Two controlled clinical trials have examined the effects of cholestyramine monotherapy upon coronary atherosclerotic lesions using coronary arteriography. In the NHLBI Type II Coronary Intervention Trial², 116 patients (80% male) with coronary artery disease (CAD) documented by arteriography were randomized to cholestyramine resin or placebo for five years of treatment, Final study arteriography revealed progression of coronary artery disease in 49% of placebo patients compared to 32% of the cholestyramine resin group (P<0.05).

In the St. Thomas Atherosclerosis Regression Study (STARS)³, 90 hypercholesterolemic men with CAD were randomized to three blinded treatments: usual care, lipid-lowering diet and lipid-lowering diet plus cholestyramine resin. After 36 months, follow-up coronary arteriography revealed progression of disease in 46% of usual care patients, 15% of patients on lipid-lowering diet and 12% of those receiving diet plus cholestyramine resin (p<0.02). The mean absolute width of coronary segments decreased in the usual care group, increased slightly (0.003 mm) in the diet group and increased by 0.103 mm in the diet plus cholestyramine group (p<0.05). Thus in these randomized controlled clinical trials using coronary arteriography, cholestyramine resin monotherapy has been demonstrated to progression^2,3 and promote regression³ of atherosclerotic lesions in the coronary arteries of patients with coronary artery disease.

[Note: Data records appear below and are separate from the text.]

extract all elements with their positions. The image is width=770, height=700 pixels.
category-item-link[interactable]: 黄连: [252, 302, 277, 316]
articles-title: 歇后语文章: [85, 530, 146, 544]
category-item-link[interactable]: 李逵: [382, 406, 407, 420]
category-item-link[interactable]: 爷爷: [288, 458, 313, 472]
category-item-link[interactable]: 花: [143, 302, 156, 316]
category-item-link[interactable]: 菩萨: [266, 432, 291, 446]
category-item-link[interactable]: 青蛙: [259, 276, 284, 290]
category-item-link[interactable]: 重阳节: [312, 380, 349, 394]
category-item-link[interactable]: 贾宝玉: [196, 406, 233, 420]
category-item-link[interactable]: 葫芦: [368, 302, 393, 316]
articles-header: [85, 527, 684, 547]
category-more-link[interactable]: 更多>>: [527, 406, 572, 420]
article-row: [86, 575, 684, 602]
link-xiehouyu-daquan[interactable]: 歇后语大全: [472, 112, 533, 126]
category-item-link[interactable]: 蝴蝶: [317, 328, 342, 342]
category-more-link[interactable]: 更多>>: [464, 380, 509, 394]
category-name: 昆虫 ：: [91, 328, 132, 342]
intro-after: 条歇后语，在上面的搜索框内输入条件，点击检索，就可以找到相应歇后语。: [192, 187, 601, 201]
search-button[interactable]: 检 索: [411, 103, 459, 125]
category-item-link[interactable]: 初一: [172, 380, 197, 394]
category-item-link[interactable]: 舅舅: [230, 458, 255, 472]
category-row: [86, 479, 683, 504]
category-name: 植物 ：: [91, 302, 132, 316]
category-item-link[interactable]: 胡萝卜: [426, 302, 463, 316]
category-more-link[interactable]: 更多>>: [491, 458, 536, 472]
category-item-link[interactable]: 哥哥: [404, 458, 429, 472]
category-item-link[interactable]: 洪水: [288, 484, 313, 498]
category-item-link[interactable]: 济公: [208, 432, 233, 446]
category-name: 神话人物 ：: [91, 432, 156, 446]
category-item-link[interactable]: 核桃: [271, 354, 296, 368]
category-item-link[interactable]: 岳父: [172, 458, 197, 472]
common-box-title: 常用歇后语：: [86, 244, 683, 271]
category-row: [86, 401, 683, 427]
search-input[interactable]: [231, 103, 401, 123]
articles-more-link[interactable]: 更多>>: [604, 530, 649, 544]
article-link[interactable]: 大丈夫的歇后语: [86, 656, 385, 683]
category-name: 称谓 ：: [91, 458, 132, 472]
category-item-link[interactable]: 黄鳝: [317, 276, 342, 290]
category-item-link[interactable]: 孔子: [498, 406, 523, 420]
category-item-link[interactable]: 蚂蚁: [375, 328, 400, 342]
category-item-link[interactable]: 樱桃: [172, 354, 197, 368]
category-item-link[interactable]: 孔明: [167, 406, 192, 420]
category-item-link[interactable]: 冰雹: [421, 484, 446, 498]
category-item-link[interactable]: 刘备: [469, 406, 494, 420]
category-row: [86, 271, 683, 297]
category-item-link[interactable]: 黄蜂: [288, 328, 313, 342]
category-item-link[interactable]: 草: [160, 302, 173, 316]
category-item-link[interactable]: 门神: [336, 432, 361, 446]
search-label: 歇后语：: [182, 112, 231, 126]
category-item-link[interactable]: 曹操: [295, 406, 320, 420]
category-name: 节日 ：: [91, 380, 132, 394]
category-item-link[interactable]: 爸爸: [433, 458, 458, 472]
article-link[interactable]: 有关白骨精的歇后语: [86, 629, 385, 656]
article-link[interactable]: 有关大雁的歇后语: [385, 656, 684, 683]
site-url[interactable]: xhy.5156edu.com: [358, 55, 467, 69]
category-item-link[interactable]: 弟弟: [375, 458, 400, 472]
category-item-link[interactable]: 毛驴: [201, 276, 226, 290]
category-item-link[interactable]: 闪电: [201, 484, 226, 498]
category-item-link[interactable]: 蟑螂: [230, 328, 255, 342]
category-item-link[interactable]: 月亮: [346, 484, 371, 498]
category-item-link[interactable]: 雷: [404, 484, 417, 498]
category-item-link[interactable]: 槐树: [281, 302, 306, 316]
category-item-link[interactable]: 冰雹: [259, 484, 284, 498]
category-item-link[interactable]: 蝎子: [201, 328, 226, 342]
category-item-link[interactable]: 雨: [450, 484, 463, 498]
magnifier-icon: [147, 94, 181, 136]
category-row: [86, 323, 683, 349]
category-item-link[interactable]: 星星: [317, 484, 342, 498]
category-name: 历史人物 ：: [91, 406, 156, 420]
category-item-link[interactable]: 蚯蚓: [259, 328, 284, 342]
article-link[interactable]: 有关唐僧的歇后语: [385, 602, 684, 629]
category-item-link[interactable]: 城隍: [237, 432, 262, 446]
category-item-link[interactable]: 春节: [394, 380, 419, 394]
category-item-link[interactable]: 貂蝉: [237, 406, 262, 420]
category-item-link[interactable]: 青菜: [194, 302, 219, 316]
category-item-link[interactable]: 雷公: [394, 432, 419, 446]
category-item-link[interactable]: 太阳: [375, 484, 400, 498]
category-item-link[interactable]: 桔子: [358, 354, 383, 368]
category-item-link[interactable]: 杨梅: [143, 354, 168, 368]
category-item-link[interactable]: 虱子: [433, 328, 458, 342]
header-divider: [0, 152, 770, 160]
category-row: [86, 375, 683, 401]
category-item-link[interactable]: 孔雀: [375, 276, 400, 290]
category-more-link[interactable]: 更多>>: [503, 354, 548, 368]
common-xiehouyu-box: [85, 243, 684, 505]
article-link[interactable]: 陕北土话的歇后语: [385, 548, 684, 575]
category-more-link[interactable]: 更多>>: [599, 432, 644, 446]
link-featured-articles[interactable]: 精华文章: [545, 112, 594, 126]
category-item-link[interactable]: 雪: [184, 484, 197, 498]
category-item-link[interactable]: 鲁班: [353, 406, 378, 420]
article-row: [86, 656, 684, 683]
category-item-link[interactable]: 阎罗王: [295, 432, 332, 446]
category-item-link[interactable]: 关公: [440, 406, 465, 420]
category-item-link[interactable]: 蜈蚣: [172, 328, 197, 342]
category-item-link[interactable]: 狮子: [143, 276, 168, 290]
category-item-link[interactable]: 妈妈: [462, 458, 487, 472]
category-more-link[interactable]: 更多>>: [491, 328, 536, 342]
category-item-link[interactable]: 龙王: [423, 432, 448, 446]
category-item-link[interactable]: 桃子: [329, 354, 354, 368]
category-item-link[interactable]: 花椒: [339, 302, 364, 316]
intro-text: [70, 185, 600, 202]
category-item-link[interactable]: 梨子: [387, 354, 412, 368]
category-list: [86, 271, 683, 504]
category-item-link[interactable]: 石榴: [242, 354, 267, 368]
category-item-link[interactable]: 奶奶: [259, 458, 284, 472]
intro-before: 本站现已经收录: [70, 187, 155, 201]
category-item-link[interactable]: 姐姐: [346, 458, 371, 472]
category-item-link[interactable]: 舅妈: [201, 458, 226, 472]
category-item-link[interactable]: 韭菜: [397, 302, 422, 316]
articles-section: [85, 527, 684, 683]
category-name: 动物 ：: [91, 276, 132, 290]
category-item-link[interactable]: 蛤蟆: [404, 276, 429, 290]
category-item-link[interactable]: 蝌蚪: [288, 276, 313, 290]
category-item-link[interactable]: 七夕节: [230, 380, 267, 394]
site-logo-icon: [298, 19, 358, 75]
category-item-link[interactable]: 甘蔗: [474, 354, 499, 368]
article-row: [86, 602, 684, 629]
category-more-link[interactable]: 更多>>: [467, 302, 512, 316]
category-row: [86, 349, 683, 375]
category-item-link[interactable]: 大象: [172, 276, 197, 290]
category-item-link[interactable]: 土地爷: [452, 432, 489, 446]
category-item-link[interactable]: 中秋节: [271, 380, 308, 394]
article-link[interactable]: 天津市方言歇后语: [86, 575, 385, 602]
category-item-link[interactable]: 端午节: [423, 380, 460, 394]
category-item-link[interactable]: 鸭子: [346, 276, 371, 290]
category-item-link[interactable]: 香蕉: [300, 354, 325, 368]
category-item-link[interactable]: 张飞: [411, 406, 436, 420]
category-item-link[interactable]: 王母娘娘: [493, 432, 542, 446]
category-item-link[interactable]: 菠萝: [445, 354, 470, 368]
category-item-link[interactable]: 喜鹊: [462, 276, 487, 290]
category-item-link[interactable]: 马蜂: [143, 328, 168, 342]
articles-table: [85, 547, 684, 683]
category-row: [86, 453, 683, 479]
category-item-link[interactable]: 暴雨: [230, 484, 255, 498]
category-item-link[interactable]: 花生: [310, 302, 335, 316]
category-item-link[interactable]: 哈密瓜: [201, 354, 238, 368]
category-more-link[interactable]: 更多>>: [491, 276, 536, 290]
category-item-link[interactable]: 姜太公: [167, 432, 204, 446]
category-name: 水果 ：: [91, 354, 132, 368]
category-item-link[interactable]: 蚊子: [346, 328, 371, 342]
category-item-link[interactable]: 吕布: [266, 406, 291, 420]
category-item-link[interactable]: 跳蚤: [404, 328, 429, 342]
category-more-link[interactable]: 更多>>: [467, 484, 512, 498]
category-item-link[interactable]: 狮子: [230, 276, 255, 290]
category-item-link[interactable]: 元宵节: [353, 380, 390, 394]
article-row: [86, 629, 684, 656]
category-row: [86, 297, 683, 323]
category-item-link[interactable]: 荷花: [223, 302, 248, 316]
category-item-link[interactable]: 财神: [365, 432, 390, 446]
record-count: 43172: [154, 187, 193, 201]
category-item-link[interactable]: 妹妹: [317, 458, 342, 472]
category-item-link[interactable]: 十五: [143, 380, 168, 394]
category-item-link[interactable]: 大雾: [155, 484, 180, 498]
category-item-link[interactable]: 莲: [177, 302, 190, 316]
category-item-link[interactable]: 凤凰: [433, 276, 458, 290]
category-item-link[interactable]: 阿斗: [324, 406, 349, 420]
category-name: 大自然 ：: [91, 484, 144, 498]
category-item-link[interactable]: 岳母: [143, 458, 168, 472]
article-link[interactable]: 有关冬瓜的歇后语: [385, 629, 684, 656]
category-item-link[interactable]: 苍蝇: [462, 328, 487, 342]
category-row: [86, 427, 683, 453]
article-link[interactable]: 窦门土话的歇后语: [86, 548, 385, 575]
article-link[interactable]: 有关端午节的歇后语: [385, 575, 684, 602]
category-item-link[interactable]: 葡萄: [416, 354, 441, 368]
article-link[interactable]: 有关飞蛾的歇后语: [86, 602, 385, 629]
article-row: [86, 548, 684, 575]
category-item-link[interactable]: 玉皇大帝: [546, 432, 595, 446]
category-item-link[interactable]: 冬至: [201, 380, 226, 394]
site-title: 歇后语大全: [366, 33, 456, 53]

The effect of intensive lipid-lowering therapy on coronary atherosclerosis has been assessed by arteriography in hyperlipidemic patients. In these randomized, controlled clinical trials, patients were treated for two to four years by either conventional measures (diet, placebo, or in some cases low dose resin), or intensive combination therapy using diet plus colestipol (an anion exchange resin with a mechanism of action and an effect on serum lipids similar to that of Cholestyramine for Oral Suspension) plus either nicotinic acid or lovastatin. When compared to conventional measures, intensive lipid-lowering combination therapy significantly reduced the frequency of progression and increased the frequency of regression of coronary atherosclerotic lesions in patients with or at risk for coronary artery disease.